You could replace 'women' with pretty much anyone in this situation. I'm not a
woman and I have left jobs for all of the above reasons.

"You could work with them to develop their skills and use their talents in
interesting, meaningful ways"

I'm getting fatigued by special treatment and double-standards that are
becoming acceptable. The only way to succeed is to find your own interest in
your career. An employer can't develop your skills, you need to take
responsibility for this yourself.

"You can default to paying them even more money, and you just might get lucky
and have them stick around a while longer"

So women should get paid more than men for simply being a woman? Why isn't
this considered sexist?

"PAY WOMEN MORE. Pay us what you pay our male co-workers who do similar jobs"

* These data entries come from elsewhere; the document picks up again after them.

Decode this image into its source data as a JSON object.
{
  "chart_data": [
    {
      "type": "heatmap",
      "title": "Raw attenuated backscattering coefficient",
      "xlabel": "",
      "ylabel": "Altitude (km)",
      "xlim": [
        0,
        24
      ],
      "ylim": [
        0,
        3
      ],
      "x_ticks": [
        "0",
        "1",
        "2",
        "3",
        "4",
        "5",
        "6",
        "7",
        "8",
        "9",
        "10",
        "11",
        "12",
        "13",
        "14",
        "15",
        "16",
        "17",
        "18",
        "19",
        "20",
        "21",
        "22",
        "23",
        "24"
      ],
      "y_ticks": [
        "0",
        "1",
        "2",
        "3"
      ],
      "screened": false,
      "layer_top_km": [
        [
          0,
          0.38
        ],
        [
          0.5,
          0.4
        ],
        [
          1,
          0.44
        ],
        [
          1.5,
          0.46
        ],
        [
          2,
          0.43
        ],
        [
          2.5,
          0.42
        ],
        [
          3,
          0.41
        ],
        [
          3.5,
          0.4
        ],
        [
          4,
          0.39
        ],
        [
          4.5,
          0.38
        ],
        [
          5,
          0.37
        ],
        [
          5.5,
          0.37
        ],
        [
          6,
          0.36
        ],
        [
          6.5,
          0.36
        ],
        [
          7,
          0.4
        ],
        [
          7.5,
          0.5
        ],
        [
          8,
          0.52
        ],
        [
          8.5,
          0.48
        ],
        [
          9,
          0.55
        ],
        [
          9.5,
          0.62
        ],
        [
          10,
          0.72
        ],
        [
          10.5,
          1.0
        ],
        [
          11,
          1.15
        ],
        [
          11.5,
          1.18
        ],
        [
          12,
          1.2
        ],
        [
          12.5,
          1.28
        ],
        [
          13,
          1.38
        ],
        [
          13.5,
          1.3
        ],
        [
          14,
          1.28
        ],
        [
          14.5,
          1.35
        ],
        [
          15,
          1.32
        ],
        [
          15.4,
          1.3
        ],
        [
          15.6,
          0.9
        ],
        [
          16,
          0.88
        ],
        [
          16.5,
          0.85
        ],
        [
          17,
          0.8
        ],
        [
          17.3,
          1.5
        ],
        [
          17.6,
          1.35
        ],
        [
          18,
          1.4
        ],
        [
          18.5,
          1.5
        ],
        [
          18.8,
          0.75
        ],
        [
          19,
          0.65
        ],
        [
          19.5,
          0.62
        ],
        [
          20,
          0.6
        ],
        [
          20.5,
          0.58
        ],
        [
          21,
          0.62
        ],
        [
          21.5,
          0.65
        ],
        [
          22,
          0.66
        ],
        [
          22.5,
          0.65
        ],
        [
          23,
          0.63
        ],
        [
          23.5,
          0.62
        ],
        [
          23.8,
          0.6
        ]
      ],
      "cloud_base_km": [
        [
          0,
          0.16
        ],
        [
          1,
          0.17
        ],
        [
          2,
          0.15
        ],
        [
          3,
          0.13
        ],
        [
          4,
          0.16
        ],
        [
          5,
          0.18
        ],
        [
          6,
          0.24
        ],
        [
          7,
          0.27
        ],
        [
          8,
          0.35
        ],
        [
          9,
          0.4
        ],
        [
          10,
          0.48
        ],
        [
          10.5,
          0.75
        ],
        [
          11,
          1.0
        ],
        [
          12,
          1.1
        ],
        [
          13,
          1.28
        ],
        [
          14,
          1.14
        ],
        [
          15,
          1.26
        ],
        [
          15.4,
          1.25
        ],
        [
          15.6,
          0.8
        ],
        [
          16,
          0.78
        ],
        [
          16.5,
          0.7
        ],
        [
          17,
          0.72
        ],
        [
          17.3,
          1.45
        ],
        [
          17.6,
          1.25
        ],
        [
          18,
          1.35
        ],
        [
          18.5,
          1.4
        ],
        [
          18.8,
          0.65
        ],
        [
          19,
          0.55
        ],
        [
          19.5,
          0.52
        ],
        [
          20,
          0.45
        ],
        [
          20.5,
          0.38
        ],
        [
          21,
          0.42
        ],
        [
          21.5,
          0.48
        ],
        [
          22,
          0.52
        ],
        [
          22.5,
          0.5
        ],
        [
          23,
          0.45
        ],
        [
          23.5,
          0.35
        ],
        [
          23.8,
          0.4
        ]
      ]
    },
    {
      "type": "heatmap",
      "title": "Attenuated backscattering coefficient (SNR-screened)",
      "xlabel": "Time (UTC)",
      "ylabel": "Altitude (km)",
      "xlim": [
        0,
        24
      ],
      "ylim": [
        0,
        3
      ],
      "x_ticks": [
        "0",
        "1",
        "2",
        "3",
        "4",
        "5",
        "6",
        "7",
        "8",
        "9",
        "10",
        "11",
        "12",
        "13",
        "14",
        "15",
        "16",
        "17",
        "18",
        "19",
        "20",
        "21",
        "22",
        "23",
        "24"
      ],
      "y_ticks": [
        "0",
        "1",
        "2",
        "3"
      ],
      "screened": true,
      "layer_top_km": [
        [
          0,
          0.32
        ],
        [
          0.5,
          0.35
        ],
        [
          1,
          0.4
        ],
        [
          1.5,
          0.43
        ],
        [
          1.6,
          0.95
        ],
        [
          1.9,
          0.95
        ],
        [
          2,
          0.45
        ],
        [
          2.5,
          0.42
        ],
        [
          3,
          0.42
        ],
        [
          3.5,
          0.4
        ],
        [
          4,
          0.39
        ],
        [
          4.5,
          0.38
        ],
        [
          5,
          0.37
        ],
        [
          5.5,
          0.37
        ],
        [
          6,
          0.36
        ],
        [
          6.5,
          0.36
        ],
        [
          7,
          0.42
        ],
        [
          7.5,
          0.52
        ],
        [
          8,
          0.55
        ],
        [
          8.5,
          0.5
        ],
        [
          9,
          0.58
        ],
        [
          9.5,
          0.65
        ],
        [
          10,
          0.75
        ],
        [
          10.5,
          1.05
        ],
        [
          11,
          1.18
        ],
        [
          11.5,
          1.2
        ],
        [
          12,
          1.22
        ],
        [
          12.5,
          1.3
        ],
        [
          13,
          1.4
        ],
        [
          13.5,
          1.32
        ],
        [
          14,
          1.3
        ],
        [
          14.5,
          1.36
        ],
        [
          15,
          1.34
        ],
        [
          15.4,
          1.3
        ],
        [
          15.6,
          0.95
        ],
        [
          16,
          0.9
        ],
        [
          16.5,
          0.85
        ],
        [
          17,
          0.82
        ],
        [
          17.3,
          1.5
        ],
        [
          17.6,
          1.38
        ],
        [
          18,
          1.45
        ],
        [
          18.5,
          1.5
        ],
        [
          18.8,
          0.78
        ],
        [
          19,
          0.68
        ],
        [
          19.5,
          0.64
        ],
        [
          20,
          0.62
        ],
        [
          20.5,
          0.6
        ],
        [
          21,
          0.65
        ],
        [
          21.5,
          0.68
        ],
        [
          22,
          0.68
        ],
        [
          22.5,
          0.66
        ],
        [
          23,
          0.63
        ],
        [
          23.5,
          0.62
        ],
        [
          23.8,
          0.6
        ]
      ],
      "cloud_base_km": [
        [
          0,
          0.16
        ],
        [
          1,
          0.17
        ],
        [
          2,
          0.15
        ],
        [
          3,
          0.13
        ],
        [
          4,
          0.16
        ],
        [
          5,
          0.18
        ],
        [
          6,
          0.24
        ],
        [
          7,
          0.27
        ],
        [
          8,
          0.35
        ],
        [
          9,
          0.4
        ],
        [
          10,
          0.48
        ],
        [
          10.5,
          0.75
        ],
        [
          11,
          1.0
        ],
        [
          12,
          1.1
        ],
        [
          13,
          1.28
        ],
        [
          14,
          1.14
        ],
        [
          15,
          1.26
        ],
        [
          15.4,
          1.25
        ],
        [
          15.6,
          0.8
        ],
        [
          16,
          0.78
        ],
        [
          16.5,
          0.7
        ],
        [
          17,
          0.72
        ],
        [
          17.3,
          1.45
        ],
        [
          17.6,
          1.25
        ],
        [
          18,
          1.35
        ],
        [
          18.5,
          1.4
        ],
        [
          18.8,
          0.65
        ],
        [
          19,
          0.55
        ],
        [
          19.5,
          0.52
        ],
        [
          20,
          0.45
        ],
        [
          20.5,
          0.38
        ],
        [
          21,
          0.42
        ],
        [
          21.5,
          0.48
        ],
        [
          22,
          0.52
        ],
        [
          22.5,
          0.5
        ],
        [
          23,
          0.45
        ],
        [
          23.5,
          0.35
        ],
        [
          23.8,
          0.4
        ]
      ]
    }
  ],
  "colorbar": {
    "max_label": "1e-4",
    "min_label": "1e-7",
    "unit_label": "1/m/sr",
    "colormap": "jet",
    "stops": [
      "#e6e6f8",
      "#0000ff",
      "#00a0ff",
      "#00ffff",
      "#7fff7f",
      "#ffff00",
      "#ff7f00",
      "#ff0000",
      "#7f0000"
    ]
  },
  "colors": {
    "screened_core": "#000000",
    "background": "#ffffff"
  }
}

This narrative keeps getting spun, but there have been numerous studies on pay
and women in the workforce and when you compare similar jobs, hours,
educations, and skill levels, women get paid around the same as men.

Logic says that if pay were this different, we would see entire IT companies
staffed with women. Companies are always trying to reduce costs. This just
isn't happening.

It happens in other industries where companies know they can hire illegal
immigrants and underpay them.

Why does 'diversity' have to be just another form of sexism?